Students must dress appropriately for school. Ripped or torn clothing, short shorts or skirts, T-shirts with unacceptable language or promoting violence, drugs or sexual innuendo, halter tops/tube tops/bikini tops, visible underwear, low-riding pants, excessive cleavage, outdoor clothing and attire exposing the midriff are all forbidden in school.

She was asked to change to comply with the rule, and she blatantly defied the administrators. The rule didn't say she couldn't wear shorts, but that she couldn't wear "short-shorts." I don't see anywhere there it states that these rules simply apply to women. These rules apply to men as well. We have a dress code at my school that is pretty much the same as her school's, except we have no tank top rule and a more particular shorts rule. The shorts rule is that your shorts must at least be as long as your fingertips on your legs with your arms hanging down by your sides, for both girls and boys.
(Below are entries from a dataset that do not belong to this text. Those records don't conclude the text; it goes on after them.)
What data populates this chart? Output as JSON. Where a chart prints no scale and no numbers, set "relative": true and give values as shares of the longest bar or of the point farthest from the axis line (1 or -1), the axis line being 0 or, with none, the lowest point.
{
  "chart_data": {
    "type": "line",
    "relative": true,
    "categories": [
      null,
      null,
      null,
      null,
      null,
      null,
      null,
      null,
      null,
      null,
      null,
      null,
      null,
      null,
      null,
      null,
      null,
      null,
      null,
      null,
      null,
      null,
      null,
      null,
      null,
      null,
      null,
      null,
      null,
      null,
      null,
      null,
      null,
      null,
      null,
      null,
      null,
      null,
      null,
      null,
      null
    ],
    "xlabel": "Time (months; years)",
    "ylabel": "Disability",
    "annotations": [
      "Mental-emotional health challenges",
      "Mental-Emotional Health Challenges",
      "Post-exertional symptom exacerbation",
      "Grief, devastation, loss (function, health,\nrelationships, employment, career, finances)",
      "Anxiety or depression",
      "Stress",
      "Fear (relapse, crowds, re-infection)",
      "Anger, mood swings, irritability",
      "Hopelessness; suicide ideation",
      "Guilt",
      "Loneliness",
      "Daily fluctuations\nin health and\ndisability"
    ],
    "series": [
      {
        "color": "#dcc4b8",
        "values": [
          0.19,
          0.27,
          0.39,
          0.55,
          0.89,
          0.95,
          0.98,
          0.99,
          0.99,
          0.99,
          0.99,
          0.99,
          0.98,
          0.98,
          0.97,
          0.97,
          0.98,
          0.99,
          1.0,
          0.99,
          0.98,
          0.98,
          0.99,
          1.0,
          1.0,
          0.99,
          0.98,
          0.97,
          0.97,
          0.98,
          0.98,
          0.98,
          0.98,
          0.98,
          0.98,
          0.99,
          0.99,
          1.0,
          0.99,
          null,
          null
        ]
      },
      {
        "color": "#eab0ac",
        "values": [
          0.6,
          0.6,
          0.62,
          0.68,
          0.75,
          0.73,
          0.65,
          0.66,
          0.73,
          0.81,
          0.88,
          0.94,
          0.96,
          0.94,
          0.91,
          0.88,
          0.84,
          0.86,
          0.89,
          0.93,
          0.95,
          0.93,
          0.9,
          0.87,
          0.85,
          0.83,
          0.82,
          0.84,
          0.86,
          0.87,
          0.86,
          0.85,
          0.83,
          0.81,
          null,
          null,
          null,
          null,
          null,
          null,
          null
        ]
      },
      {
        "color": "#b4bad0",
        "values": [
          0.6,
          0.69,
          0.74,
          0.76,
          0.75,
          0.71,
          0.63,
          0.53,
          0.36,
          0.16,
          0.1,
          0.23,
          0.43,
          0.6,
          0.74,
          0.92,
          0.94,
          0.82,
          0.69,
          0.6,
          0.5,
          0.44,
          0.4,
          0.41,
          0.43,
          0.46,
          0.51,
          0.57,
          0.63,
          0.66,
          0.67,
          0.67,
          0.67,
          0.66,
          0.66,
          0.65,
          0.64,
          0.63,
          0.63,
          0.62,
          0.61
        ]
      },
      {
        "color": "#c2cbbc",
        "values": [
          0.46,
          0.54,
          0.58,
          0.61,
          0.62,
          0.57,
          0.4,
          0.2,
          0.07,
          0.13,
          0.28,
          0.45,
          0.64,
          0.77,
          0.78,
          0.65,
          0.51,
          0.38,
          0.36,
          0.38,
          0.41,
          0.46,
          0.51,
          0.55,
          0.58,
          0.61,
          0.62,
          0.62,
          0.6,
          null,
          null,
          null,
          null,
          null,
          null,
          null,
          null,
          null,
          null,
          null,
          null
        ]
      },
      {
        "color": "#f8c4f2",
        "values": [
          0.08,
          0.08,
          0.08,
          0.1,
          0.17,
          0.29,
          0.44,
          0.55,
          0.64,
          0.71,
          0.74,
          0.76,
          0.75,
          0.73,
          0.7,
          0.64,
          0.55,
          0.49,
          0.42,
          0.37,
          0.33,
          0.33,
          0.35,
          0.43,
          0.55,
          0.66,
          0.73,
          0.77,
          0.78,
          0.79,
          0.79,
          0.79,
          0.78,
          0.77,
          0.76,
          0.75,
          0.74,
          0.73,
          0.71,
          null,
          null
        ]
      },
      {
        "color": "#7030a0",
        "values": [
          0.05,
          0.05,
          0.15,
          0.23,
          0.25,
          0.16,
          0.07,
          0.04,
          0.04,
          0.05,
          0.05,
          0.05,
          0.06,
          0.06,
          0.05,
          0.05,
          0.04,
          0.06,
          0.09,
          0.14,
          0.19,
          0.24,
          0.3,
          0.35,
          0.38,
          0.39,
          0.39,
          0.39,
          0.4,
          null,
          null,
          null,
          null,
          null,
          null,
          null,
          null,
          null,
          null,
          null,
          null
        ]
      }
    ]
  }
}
I personally don't find this sexist or shaming or anything other than a rule to be followed.

ally del monte

The outfits my friends and I are wearing for a party are perfectly appropriate -- for a party. However, they wouldn't be OK for school. Our school dress code states that there should be no shorts that violate the "shorts" rule, no tanks and no spaghetti straps. I'm fine with that. I'm not being humiliated or harassed. I'm just observing the rules.

High school is the training ground for adult life. A real life with responsibilities that won't always consider your tender feelings when rules are made. Many jobs have dress codes, even uniforms, and if you don't comply, you lose your job. It's not shaming or bullying or harassment if you are asked and expected to follow rules. In this case, the school is asking all students to dress with respect and in a manner in which the school would like to portray itself. High school is not just a place where you learn how to be yourself, it's a place where you learn to function in society and like it or not, society has rules. Being asked to follow rules isn't harassment. It's life.